The yearlong attempt by the U.S. Treasury Department to select a woman whose face will appear on future American banknotes came to a close on Wednesday, with the news that the Treasury Department plans to replace Andrew Jackson on the $20 bill with Harriet Tubman. Meanwhile, Alexander Hamilton will retain his central position on the $10 bill.
When the Treasury initially announced that they were seeking suggestions for women who could receive this honor, the reaction was just one more piece of evidence that there are countless women from American history whose deeds deserve recognition. Had another frontrunner been selected—Susan B. Anthony, for example—few could have argued that she did not merit the selection. But the choice of Tubman comes with an extra layer of meaning. It’s not just that Tubman’s achievements were notable for the multiple obstacles she faced, as a woman of color in 19th century America, but also that she had a special relationship with money.
Harriet Tubman knew that money mattered. She knew she deserved it. She fought hard for it.
In fact, there’s probably only one other figure on American currency whose life had as much to do with money than Tubman’s did—and that’s Alexander Hamilton.
There’s an anecdote from Tubman’s 1869 biography, Sarah H. Bradford’s Scenes in the Life of Harriet Tubman, that began to make the rounds on social media on Wednesday after the news broke: according to the story, Tubman marched into the office of a New York abolitionist to demand funds to deliver her parents to Canada. The amount she demanded was, appropriately, $20, and she planned to hunger strike until she got it. That amount, the value of the bill that will bear her face, was how much it would cost to “bring her old parents from the land of bondage.”

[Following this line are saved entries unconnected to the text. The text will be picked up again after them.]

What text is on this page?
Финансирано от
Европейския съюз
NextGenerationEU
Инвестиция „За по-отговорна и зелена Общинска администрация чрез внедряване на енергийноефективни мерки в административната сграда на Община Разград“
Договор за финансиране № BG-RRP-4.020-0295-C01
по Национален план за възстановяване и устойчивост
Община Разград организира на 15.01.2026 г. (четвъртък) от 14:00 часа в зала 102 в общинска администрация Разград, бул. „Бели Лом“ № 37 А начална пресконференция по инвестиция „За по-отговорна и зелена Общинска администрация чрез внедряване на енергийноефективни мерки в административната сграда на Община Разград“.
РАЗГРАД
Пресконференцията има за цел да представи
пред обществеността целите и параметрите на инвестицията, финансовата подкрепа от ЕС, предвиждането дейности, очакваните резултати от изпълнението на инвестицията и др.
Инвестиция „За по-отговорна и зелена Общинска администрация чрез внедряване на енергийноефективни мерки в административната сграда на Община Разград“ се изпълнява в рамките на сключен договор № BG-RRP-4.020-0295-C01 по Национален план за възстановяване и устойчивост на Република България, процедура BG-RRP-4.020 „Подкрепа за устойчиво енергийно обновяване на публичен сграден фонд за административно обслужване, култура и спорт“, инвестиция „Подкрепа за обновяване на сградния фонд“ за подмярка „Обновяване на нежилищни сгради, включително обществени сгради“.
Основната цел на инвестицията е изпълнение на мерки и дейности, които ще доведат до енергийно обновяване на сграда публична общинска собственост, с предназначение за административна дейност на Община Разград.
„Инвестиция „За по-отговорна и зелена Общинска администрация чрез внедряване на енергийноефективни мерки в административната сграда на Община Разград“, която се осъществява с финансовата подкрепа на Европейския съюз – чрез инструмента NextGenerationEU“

It’s an illustrative story of her persistence and her willingness to place others’ needs above her own, and of course there’s a poetic justice to it in light of new developments. It’s also just one of many in that book that demonstrates how crucial money was to her life.
Tubman was acutely aware of the economic side of slavery, inseparable from its inhumanity. As a slave, she worked without pay. In fact, during her years as a slave, when she hired out her time as a laborer she owed her master money for the privilege. As Bradford describes it, her initial impetus to flee for freedom came from the knowledge that she might be sold away from her home, the knowledge that her life and body had a dollar value, that if she did escape there would be monetary reward for anyone who caught her. (While it cost her $20 to undertake a mission, that reward could be in the range of hundreds or thousands of dollars.) When she arrived in the free North, she realized that she could not enjoy her freedom without helping others earn theirs—but also that she could not do that without money.
She did not turn right around and go back for her family. Instead, she took jobs working in hotels in Philadelphia and Cape May, and, as Bradford writes, “whenever she had raised enough money to pay expenses, she would make her way back, hide herself, and in various ways give notice to those who were ready to strike for freedom.”
Popular imagery of Tubman’s work on the Underground Railroad may summon images of escapes by night and hidden compartments in the houses that served as stations along the way. But an equally accurate picture would include the work she did to raise money to support those ventures. It could take her months to amass enough to make another trip south. Bradford writes that Tubman never spent this money on herself, instead always saving it for the next journey to the region she called “Egypt,” where her people were held.
As her work went on, she fundraised among abolitionists in cities like Philadelphia and Boston, telling and retelling her story in order to encourage donations. She was straightforward with her requests—sometimes saying that God had told her whom to ask—and, as later biographer Kate Clifford Larson has pointed out, she was “frustrated” by abolitionists who said that they wanted to help the cause of national freedom but were unwilling to hand over the cash she needed to make that freedom a reality for individuals. Tubman’s awareness that she deserved to be paid did not end after the Civil War, as she continued to fundraise relentlessly to help freedmen.
Later in her life, she received an $8 monthly pension as a veteran’s widow—her second husband, Nelson Davis, fought in the Civil War—she petitioned in the 1890s to have her own war work as a nurse, cook and scout recognized as worthy of payment. She succeeded in 1899 in having her pension of $12 added to her monthly income. That meant a total of, appropriately again, $20.
Money can get a bad reputation. Wanting it too much is shameful. Talking about it is impolite. But the things we value more than money can accomplish little without it. The dollar value placed on Tubman’s body was degrading, but that was an indictment of the system and the people who called humanity property, not of money itself.
She knew that people could do great things with money—and her face on our money will be a fitting reminder to try.